(qlmbusinessnews.com via telegraph.co.uk – – Thu, 15 Nov, 2018) London, Uk – –
Bristol-based startup creating 24-hour production studios, where artists can record, live stream and share their music, has raised $20m (£15m), benefitting from growing demand among musicians for more control of their content.
Pirate Studios has raised the cash from venture capital firm Talis Capital, taking its total valuation to around $46m.
It has previously received backing from Eric Archambeau, an investor in Spotify, as well as partners at Hong Kong-based fund Gaw Capital.
The company operates the studios in a similar way to how The Gym Group runs its gyms, providing those using its sites with codes they can then use to unlock and access the studios.
Since it was founded in 2015, Pirate has grown to around 350 studios across the UK, Germany and the US. It had initially only offered recording studios, but now also has facilities for DJs and producers, and those using the sites can automatically record their content and live-stream it to social media platforms.
“We wanted to create studios that were more affordable, so we did this by opening up our sites for a 24-hour booking period per day,” said David Borrie, co-founder and CEO of Pirate Studios.
“And what most people don’t see is that we’re half construction company, half music studio company, so all our designs are effectively flat pack which we can build very quickly and, because we’re in industrial buildings, our rates can be cheaper.”
The latest fundraise comes amid growing interest in the music production space, with companies such as Spotify launching artist development programmes and allowing artists to upload their own music to the platform. Apple Music, meanwhile, in October took on staff from smaller business Asaii, which uses algorithms to predict which artists will be popular.
Spotify and Apple Music have been battling for market share in music streaming space, although Spotify, which launched first, is still thought to be well ahead. In May, Apple’s subscription service had 50 million active users, while Spotify has around 87 million paying subscribers and 110 million unpaid users.
“Interestingly the Spotifys and the Apple Musics are doing a great job in pushing bands and artists to record their content and either they pay to record their own content or they have a label paying for them,” Mr Borrie said.
“But we’re really more at the grass roots, so we’re looking at the artists who are trying to make it. They are just starting their journey or trying to push on to that next level, where they can then go up, record or start producing material which can go on to the likes of Spotify or Apple.”

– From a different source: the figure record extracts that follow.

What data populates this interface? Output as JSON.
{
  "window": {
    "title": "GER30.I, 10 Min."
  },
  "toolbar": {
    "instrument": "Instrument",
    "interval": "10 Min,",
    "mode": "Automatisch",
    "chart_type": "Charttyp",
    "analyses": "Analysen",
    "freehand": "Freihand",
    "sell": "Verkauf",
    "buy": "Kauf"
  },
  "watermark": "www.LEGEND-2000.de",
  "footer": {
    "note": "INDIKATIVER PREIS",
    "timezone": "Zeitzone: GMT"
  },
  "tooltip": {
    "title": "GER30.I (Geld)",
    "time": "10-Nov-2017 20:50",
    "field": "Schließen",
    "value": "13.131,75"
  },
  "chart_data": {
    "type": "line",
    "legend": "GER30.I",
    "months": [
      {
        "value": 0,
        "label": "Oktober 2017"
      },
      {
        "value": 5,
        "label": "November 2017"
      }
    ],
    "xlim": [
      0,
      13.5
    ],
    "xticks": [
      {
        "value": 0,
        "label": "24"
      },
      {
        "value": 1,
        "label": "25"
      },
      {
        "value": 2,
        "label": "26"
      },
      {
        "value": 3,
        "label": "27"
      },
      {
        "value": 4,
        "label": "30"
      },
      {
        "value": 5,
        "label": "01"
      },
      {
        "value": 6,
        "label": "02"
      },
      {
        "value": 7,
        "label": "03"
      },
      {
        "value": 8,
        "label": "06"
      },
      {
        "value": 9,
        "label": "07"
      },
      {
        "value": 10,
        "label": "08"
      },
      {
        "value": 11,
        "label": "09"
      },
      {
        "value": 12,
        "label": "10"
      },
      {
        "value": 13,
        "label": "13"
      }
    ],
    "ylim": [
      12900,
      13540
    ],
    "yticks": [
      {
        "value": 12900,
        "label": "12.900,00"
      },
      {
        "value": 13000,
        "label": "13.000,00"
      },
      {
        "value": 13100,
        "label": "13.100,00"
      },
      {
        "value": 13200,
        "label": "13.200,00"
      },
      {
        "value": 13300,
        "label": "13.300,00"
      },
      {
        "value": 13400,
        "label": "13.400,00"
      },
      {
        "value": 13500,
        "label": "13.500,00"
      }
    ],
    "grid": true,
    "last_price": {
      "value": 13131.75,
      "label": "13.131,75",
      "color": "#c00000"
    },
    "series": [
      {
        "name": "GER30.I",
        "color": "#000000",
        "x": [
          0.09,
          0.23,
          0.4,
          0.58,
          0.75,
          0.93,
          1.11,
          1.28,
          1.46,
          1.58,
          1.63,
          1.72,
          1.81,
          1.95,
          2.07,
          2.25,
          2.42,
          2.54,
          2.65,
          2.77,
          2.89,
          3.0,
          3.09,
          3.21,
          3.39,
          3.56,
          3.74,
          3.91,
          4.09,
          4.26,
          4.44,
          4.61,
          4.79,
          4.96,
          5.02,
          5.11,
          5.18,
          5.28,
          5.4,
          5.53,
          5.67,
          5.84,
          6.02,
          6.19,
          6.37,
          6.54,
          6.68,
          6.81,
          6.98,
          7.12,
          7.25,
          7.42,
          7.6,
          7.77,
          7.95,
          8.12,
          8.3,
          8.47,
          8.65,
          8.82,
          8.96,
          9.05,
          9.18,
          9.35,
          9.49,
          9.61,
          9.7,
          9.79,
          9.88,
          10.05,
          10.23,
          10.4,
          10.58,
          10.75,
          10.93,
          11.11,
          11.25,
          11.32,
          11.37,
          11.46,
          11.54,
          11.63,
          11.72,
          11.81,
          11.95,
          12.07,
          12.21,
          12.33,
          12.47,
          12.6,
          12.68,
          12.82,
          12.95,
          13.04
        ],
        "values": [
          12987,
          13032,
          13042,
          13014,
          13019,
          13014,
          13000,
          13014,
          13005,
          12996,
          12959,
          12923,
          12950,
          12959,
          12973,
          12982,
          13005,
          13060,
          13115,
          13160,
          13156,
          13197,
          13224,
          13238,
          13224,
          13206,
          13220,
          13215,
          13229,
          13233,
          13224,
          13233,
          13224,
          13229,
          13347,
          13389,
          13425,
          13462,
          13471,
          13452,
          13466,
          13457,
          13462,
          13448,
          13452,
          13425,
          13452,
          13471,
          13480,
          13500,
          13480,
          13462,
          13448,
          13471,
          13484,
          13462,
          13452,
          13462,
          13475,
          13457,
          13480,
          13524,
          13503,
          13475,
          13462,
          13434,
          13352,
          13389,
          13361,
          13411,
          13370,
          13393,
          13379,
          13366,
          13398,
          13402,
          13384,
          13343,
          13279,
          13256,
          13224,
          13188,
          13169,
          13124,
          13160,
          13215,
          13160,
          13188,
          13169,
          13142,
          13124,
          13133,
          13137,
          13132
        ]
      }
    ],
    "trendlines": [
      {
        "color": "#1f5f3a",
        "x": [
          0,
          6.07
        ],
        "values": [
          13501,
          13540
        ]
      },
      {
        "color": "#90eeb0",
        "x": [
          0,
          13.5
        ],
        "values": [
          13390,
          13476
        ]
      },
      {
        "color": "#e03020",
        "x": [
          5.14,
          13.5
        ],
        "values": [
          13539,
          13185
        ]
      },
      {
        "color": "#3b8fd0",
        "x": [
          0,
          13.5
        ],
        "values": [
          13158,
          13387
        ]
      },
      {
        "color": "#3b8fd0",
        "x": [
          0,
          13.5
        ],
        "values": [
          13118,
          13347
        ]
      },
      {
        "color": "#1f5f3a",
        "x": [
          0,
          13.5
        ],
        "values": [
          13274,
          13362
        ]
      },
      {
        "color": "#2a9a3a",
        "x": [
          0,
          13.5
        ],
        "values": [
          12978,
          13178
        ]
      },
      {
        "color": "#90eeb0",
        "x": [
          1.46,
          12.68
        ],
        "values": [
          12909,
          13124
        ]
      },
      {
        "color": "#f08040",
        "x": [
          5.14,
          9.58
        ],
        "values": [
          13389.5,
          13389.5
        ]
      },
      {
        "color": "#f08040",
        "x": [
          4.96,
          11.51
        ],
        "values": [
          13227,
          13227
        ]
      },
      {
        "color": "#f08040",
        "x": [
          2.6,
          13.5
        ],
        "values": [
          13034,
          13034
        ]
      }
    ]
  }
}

“As to whether Spotify or Apple would ever be interested in having their own studios, from our perspective we want to make it so that we’re not pushing artists down one particular channel. We want to give artists as much choice as possible and by entertaining discussions with any particular provider in terms of how their music is distributed it would be pigeonholing ourselves,” he said.
“I guess maybe at some point these companies might want to look at stuff that's more in the grass-routes area, but we're very happy with the support we give those artists at the moment and we'll try to continue that choice and freedom.”